The Psychological Strategy Board.
William Jackson Report.
The report, released in July 1953, pointed out the Psychological Strategy Board had erred in trying to plan informational activities in its own light instead of considering the informational aspects of every single U.S. Government activity possessing international significance. The report recommended the replacement of the Psychological Strategy Board by a more realistic policy-coordinating organization which would coordinate not merely propaganda policies, but all policies and, having coordinated all policies, would then resolve upon maximum psychological exploitation of the policies which had been decided.
In a sense this is rather like saying that the United States should have a President, since the powerful chief executive of this government has, since 1789, been the final arbiter of executive matters, both foreign and domestic. In another sense it can be interpreted to mean that the responsibilities of the Presidency are so great that no one man could perform in his head all the staff work necessary to see through the opinion-reactions which might develop abroad to U.S. executive decisions made here at home. If the latter supposition is true, it means that the United States is saddled with one more intricate governmental process made necessary by the closeness, dangerousness, and importance of international affairs in the lives of Americans and their government.
Operations Coordinating Board.
In so far as this development represented an attempt to coordinate the framing of U.S. Government policy in such a manner as to achieve maximum impact on the rest of the world, it represented a major step forward. The de-emphasis of "psychological warfare" or "psychological strategy" as operations which could somehow or other be efficacious without a context of material support through the real-life behavior of the Government issuing the propaganda was a healthy sign indeed.
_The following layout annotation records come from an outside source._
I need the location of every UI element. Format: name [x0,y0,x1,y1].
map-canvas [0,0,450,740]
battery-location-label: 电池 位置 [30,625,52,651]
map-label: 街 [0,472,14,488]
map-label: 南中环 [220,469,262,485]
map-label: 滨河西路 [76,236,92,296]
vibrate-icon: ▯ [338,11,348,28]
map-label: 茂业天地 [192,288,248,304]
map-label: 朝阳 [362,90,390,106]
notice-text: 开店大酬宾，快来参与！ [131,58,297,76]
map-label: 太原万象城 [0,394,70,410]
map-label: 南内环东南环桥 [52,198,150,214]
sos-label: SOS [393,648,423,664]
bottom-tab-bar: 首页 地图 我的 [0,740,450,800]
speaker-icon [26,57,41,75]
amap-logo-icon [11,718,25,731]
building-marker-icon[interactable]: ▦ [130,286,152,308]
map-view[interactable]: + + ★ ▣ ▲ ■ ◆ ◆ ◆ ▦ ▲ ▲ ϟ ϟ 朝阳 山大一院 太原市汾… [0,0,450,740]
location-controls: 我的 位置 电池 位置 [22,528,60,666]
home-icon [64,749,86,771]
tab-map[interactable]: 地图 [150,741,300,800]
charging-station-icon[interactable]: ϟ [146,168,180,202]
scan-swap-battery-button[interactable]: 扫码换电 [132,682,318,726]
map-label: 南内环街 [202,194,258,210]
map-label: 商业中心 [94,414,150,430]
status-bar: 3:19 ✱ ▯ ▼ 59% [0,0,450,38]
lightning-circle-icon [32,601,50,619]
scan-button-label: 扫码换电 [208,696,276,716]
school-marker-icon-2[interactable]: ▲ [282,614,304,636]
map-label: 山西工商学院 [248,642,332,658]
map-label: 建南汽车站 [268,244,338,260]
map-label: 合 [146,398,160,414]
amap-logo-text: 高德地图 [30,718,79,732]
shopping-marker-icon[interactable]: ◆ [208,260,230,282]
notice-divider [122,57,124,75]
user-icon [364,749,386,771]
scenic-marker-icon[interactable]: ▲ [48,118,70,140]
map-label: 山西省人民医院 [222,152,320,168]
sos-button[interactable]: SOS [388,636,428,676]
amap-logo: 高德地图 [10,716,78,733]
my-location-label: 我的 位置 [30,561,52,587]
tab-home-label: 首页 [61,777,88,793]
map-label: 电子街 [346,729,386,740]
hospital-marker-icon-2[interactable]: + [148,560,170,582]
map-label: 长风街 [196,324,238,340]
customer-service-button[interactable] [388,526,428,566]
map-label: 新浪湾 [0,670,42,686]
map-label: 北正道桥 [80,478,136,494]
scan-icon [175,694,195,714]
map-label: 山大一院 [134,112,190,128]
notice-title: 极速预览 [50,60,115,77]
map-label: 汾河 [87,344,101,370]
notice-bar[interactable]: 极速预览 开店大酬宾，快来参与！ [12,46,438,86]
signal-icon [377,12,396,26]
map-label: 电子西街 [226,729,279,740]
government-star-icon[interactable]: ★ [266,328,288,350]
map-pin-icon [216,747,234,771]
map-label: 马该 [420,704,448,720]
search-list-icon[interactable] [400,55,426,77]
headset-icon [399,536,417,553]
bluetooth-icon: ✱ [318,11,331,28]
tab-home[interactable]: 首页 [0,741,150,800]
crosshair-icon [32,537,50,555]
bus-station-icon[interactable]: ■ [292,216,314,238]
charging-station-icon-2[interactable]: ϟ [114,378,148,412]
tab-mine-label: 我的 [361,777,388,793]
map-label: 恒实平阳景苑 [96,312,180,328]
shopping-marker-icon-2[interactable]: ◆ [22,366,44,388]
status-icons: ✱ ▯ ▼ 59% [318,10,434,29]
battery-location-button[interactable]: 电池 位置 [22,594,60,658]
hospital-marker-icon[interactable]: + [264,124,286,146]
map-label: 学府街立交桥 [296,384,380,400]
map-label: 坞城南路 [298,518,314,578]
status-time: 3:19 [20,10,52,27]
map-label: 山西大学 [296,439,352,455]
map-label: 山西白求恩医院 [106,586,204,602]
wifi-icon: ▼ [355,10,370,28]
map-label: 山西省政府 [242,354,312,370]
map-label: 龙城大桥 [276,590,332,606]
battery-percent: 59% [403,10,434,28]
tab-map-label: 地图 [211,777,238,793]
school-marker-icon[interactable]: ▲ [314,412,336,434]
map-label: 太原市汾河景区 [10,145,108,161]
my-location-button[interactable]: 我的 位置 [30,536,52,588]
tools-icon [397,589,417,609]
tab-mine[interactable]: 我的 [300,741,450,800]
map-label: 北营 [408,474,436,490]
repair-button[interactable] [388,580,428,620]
Psychological warfare is at best a cumbersome and pretentious label for an important modern political and military weapon, the use of mass communication. The definition of empirical "psychological warfare" given in Chapter 3, and reproduced as it was originally written in 1946, makes it perfectly plain that the term acquires specificity which is made plain by the particular individualities involved undertaking the operation at any given time: psychological warfare is not an ancient term which is so well defined by the usage of centuries that modern men would be ill advised to redefine it or to sweep it aside.[52]
Indeed, the basic weakness of the term psychological warfare is its pretentiousness within American civilization of the 1900s. No one now knows whether the United States of the 1960s will turn out to be dynamic, forward-looking, insistent upon its own view of the world. It is difficult in the 1950s to see how the next decade or so could bring forth anything as explosive or violent in the social and political field as the atomic bomb has been in the field of fission. The United States certainly does not seem to be on the threshold of a new Islam. For better or for worse, the U.S. strengths are the strengths of sobriety, calmness, health. They are the strengths of living as opposed to the strengths of revolution. Revolution may be strong; it may even be pleasurable to some persons involved, but as Denis W. Brogan has pointed out in his The Price of Revolution (Boston, 1952), revolution has a cost factor which must be weighed against the results expected from it.
In the context of mid-twentieth century affairs it is almost pitiable and endearing to see us Americans of this time, who are so little given to the drama of fanaticism or the salvation of the world through cruelty, attempting to dramatize our own modest and reasonable operations by giving them melodramatic and pretentious labels. If the Communists torment us long enough they may make us into alert brutes; this seems doubtful now. It seems probable that we will continue to be brave without becoming fiendish in combat, strong without becoming ferocious in peace.